Подбежав к окну, я выглянул на улицу. За рекой, на помещичьих лугах, тремя яркими факелами полыхают стога сена. Крыши домов и сараев с молодым на них снегом порозовели, отодвинулись, поднялись выше. Летают голуби. В хлевах ревут коровы. Лошади рвутся на привязи, гремят колодами. Из угла в угол шарахаются по двору овцы.
– Пошло! – говорит отец.
Мать затряслась, вцепившись в мой рукав, беспомощно повисла на нем. У нее раскрывается, как у рыбы, рот, безумно вращаются белки, клокочет в горле.
Отец выбежал из хаты.
Насильно разжав руку, я высвободился из объятий старухи и шагнул к дверям. От лежанки навстречу мне метнулась Настя, простирая руки. Собиралась что-то вымолвить, но запрыгали челюсти, заляскали зубы, лицо стало дергаться. Она сжалась вся и замерла, схватившись руками за ворот рубашки. Мать погналась за мной, ловя меня за сборки полушубка, но руки ее сорвались, и она упала на колени, обхватывая мои ноги, впиваясь ногтями в онучи.
Стук в окно, нетерпеливый и злой, повторился. К стеклу, оскалив зубы, прилипла расплющенная харя.
– Ухожу!.. Дьявол!.. Бабник!..
Осторожно отстранив мать, я выбежал из хаты, не оборачиваясь, не сказав ни слова.
Зарево над Зазубриным догорало. На западе, о бок с Мокрыми Выселками, рдело два новых.
– Захаровцы работают, – ржет Дениска, шагая мне навстречу. За плечами у него – ружье-дробовик, в руках увесистая палка.
– Где отец?
– Ушел. Пойдем скорее!.. Шахтер там, у церкви.
По улице скакали верховые, бегали темные фигуры мужиков. Звенели косы и вилы, голосили бабы, лаяли собаки. Дворов за двенадцать женский голос со слезами умолял:
– Андрюша, милый, воротись!.. Андрюша, касатенычек!..

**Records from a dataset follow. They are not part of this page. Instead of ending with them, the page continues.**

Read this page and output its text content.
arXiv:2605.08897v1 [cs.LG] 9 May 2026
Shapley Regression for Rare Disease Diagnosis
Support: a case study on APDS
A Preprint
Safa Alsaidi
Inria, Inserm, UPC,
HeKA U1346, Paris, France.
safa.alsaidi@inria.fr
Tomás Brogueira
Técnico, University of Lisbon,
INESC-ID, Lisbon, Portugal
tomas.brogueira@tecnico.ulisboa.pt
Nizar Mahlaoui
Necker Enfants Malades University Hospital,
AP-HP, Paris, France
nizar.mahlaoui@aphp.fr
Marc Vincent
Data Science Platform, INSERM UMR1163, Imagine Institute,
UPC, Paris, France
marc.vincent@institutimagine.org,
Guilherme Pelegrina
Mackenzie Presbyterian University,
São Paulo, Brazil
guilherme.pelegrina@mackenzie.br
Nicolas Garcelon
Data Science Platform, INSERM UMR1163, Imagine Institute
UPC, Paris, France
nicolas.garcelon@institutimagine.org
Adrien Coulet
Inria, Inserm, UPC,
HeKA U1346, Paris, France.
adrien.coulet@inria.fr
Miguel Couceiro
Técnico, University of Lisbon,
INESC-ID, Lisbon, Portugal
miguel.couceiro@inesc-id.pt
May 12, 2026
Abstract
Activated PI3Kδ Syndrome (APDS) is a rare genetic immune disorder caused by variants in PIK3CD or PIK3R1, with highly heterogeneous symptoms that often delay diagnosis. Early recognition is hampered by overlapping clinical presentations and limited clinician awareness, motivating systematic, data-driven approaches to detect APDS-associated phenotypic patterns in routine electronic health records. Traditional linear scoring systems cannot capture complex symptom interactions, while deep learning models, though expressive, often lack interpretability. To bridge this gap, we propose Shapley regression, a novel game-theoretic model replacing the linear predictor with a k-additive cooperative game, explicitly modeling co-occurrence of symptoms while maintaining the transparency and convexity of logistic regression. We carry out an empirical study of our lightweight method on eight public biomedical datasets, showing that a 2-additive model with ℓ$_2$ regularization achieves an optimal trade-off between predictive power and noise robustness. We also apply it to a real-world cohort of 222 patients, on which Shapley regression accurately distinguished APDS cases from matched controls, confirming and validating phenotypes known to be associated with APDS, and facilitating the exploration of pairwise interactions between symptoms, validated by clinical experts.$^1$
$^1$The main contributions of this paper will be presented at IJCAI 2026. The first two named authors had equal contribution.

– А пошла ты, мать, от меня к рожнам, пристала-а!..
– Воротись, разбойник, нехристь!.. Вороти-ись!..
– А я сказал: пошла ты, мать, к рожнам, не вякай!..
Свежими мазками крови отражается на лицах зарево. А набат все ревел, все звал, все настаивал.
Толпа у церкви стояла грозная, молчаливая, как будто притаившаяся. В центре ее колыхалась кривая жердь с красным платком.
Богач взошел на паперть, дернул колокольную веревку.
– Савоська, брось! – кричал он вверх. – Ну, чего ты зря лупишь? Слышишь ай нет? Баста!.. Саватей!..
– Ты что там говоришь? – послышалось с колокольни.
Над перилами склонилась голова.
– Брось, мол!.. Звякаешь, а ни к чему!..
– Разве уж собрался?
– Стал быть, уж собрались!
Звон прекратился.
– Все тут? – спросил шахтер, оглядывая толпу.
– Все! – нестройно отозвались мужики.
– Притыкин тут?
– В холодной.
– А другие?
– И другие в холодной.
– Урядника надо арестовать.
– С полден нету дома.
Голоса чужие.
По команде обнажились головы, и лица повернулись к церкви, осеняемые крестным знамением.
Медленно, нестройно толпа поползла по шаткому мосту через реку к имению князя Осташкова-Корытова.
Впереди – шахтер с ружьем через плечо, рядом с ним Дениска и слободские парни. Илья Барский, трехаршинный придурковатый мужчина с медвежьей силой, тащил через плечо оглоблю. Около него юлил Иван Брюханов, около Ивана – Безземельный, Ортюха-сапожник с ржавым кинжалом, которым он резал на поповке свиней, Федор Клаушкин, Хохол, Гришка Вершок-с-шапкой, Мымза, Рылов. Штундист с отцом и Колоухий шли шага на два поодаль. У всех в руках дубины или вилы. За ними, как рассвирепевшие быки, тянулись остальные. Земля гудела глухо. Сопели, кашляли. Осторожно разводили сцепившиеся косы.